Our beloved legislators are experts at wasting time. The latest exercise in consuming hours on trivial pursuits with no national significance or consequence was the Gildea debate in the Dβil - three hours of debate over two evenings on top of all the raucous huffing and puffing that preceded it over the course of a week or more, with the result as predicable as frost in winter.
It was not always so. Thirty years or so ago, when I had the task of producing for this newspaper what was known as the Dβil sketch - in effect a summary of the day's proceedings in the Oireachtas - matters of real substance were debated in the House.
When did you last hear one of our modern batch of parliamentarians raise questions about the contents of the school curriculum? Oliver Flanagan, one of the most tenacious deputies ever to tread the deep pile carpets of Leinster House, deemed it necessary to express his opposition to the inclusion of two classic Irish short stories in An Anthology of Short Stories prescribed by the Department of Education for the English Intermediate Certificate of 1967 - because, he contended, they contained "language which might be expected in a low-class pitch and toss school".
The offending items were Frank O'Connor's Guests of the Nation and Sean O'Faoilain's The Trout.
Question Time
The Fine Gael deputy for Laois-Offaly had not been satisfied with an answer he received to his original complaint at Question Time from the reforming Minister for Education, Donagh O'Malley. Only people of "very delicate sensibility indeed" would object to the language in the two stories, the Minister had remarked. Mr Flanagan sought and got permission to raise the matter on the adjournment, the half-hour set aside at the close of normal business to raise problems of some urgency.
He opened the joust with O'Malley by quoting the following sentence from Guests of the Nation: "The capitalists pay the priests to tell us about the next world so that you won't notice what the bastards are up to in this."
That type of language, he said, should not be in a book for children, many of whom might be in the first years of preparing for a religious life.
The Deputy detected some sniggers on the Fianna Fβil backbenches as he quoted from another passage: "Just as a man makes a home of a bleeding place, some bastards at headquarters thinks you're too cushy and shunts you off." Such language, he told them, was no cause of laughter to parents who were particular about the care and upbringing of their children, even if it was acceptable to Fianna Fβil.

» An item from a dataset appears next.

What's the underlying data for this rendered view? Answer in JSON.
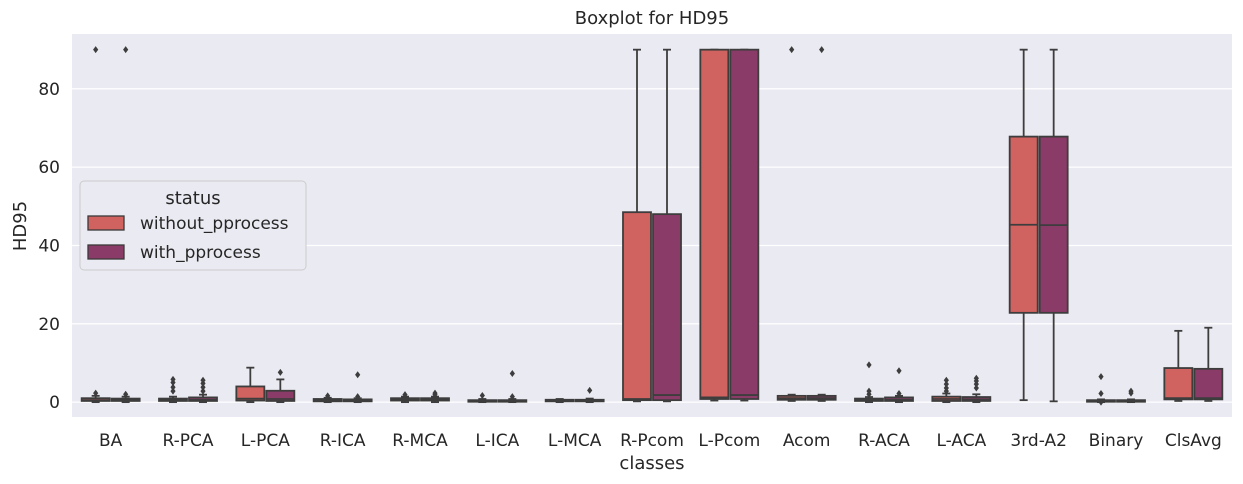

There were other expressions in the story, such as "Ah for Christ's sake", and "poor bugger", which would cause horror in any well conducted and properly supervised home.
"Most suggestive"
Then it was on to a "most suggestive" paragraph in O'Faoilain's The Trout: "Her pyjamas were very short, so that when she splashed water it wet her ankles. She peered into the tunnel.
"Something alive rustled inside there. She raced in and up and down she raced, and flurried and cried aloud, 'Oh gosh, I can't find it,' and then at last she did." Mr O'Malley inquired if the Deputy had read The Trout in full. The Official Report recorded the exchanges:
Mr O.J. Flanagan: Very suggestive. I did not like it.
Mr O'Malley: The saying, "Honi soit qui mal y pense", was never so appropriate as it is tonight. Does the Deputy, if he has read the story, realise that it is his own vivid and excitable imagination...
Mr O. J. Flanagan: No. Parents have written to me.
Mr. O'Malley: I would also point out to the Deputy that if he had read the story he would see this young girl is going into the tunnel to catch a trout and not to catch anything else.
The Minister went on to point out that the anthology also contained stories by O. Henry, H.G. Wells, G.K. Chesterton, Daniel Corkery, Liam O'Flaherty, Mary Lavin, Benedict Kiely, James Plunkett, Brendan Behan and Brian Friel, among others. They had been selected by representatives of all managerial and teachers' organisations.
Mr Flanagan conceded that he knew that Father Veale of Gonzaga and Mother Enda of Eccles Street were members of the selection committee, but he drew his own distinction between the roles of Church and State. "With very great respect it is the Minister himself who is responsible to the House, not Father Veale or Mother Enda." The Minister countered with the view that the committee had in mind their duty to prepare young minds for the kind of world in which they would have to take their place.
Nothing sacred
With remarkable percipiency (in 1967) he added: "It is safe to say that, five to 10 years hence, world television, to which nothing will be sacred, will be thrown open to us from one of many stations in the sky." The Minister argued that the words Mr Flanagan objected to did not carry a connotation other than mild, vulgar opprobrium and if preceded by the adjective "poor" they evoked sympathy, as in "poor bastard" or "poor hoor".
The Official Report again: Mr O'Malley: If Deputy Flanagan were down in the south of Ireland at a by-election, pulled up at the side of the road, and was told "John fell down a cliff and the poor hoor was killed..."
Mr O.J. Flanagan: I would say "Lord have mercy on him."
Mr O'Malley: He would say "The poor hoor. Lord have mercy on him."
Mr O.J. Flanagan: I would not; I would leave out "poor hoor". I do not care for that type of language.
The Minister, as always, had the last word: "May the Lord have mercy on us all."